Generalized stochastic Frank-Wolfe algorithm with stochastic substitute gradient for structured convex optimization

成果类型:
Article
署名作者:
Lu, Haihao; Freund, Robert M.
署名单位:
University of Chicago; Massachusetts Institute of Technology (MIT)
刊物名称:
MATHEMATICAL PROGRAMMING
ISSN/ISSBN:
0025-5610
DOI:
10.1007/s10107-020-01480-7
发表日期:
2021
页码:
317-349
关键词:
subgradient methods 1st-order methods descent regression selection
摘要:
The stochastic Frank-Wolfe method has recently attracted much general interest in the context of optimization for statistical and machine learning due to its ability to work with a more general feasible region. However, there has been a complexity gap in the dependence on the optimality tolerance epsilon in the guaranteed convergence rate for stochastic Frank-Wolfe compared to its deterministic counterpart. In this work, we present a new generalized stochastic Frank-Wolfe method which closes this gap for the class of structured optimization problems encountered in statistical and machine learning characterized by empirical loss minimization with a certain type of linear prediction property (formally defined in the paper), which is typically present in loss minimization problems in practice. Our method also introduces the notion of a substitute gradient that is a not-necessarily-unbiased estimate of the gradient.
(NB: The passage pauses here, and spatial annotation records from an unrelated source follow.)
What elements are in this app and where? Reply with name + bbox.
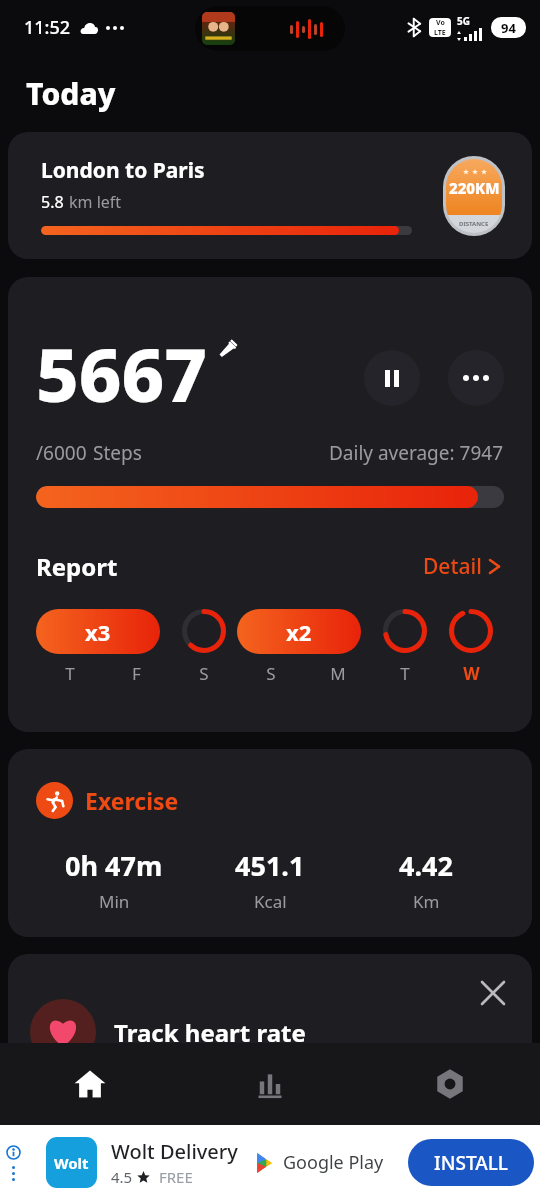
staticText: 0h 47m xyxy=(65,847,163,884)
staticText: x3 xyxy=(85,617,111,647)
staticText: 451.1 xyxy=(235,847,305,884)
button[interactable]: x3 xyxy=(36,609,160,654)
button[interactable]: Dismiss xyxy=(476,976,510,1010)
staticText: Daily average: 7947 xyxy=(329,440,504,466)
button[interactable]: Exercise xyxy=(8,749,532,937)
staticText: DISTANCE xyxy=(459,220,489,228)
staticText: 220KM xyxy=(449,178,500,198)
staticText: LTE xyxy=(434,28,446,37)
staticText: Wolt Delivery xyxy=(111,1138,238,1165)
staticText: /6000 xyxy=(36,440,87,466)
staticText: 5.8 xyxy=(41,191,64,213)
staticText: km left xyxy=(69,191,122,213)
staticText: 5667 xyxy=(36,323,208,424)
staticText: Track heart rate xyxy=(114,1016,306,1049)
button[interactable]: Settings xyxy=(360,1043,540,1125)
staticText: FREE xyxy=(159,1167,193,1187)
button[interactable]: Now playing xyxy=(195,6,345,51)
staticText: W xyxy=(463,662,480,685)
staticText: Kcal xyxy=(254,890,287,913)
button[interactable]: Edit step goal xyxy=(214,335,240,361)
button[interactable]: Detail xyxy=(419,548,504,585)
staticText: T xyxy=(65,662,75,685)
button[interactable]: x2 xyxy=(237,609,361,654)
staticText: Vo xyxy=(436,18,445,28)
staticText: Km xyxy=(413,890,440,913)
staticText: 11:52 xyxy=(24,15,71,40)
staticText: 4.5 xyxy=(111,1167,133,1187)
button[interactable]: London to Paris xyxy=(8,132,532,259)
staticText: M xyxy=(330,662,346,685)
staticText: Detail xyxy=(423,552,482,581)
staticText: S xyxy=(266,662,276,685)
button[interactable]: Pause xyxy=(364,350,420,406)
staticText: Exercise xyxy=(85,785,179,816)
button[interactable]: Track heart rate xyxy=(8,954,532,1074)
staticText: INSTALL xyxy=(434,1150,509,1176)
staticText: Report xyxy=(36,550,118,583)
staticText: 4.42 xyxy=(399,847,453,884)
button[interactable]: INSTALL xyxy=(408,1139,534,1186)
staticText: Steps xyxy=(93,440,142,466)
staticText: 5G xyxy=(457,14,470,28)
staticText: 94 xyxy=(501,19,516,37)
button[interactable]: More options xyxy=(448,350,504,406)
button[interactable]: Statistics xyxy=(180,1043,360,1125)
staticText: London to Paris xyxy=(41,156,205,185)
staticText: Wolt xyxy=(54,1153,89,1173)
staticText: x2 xyxy=(286,617,312,647)
staticText: Min xyxy=(99,890,130,913)
staticText: Today xyxy=(26,73,116,114)
staticText: T xyxy=(400,662,410,685)
button[interactable]: Home xyxy=(0,1043,180,1125)
staticText: S xyxy=(199,662,209,685)
staticText: F xyxy=(132,662,141,685)
staticText: Google Play xyxy=(283,1150,384,1175)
We show that our new method is equivalent to a particular randomized coordinate mirror descent algorithm applied to the dual problem, which in turn provides a new interpretation of randomized dual coordinate descent in the primal space. Also, in the special case of a strongly convex regularizer our generalized stochastic Frank-Wolfe method (as well as the randomized dual coordinate descent method) exhibits linear convergence. Furthermore, we present computational experiments that indicate that our method outperforms other stochastic Frank-Wolfe methods for a sufficiently small optimality tolerance, consistent with the theory developed herein.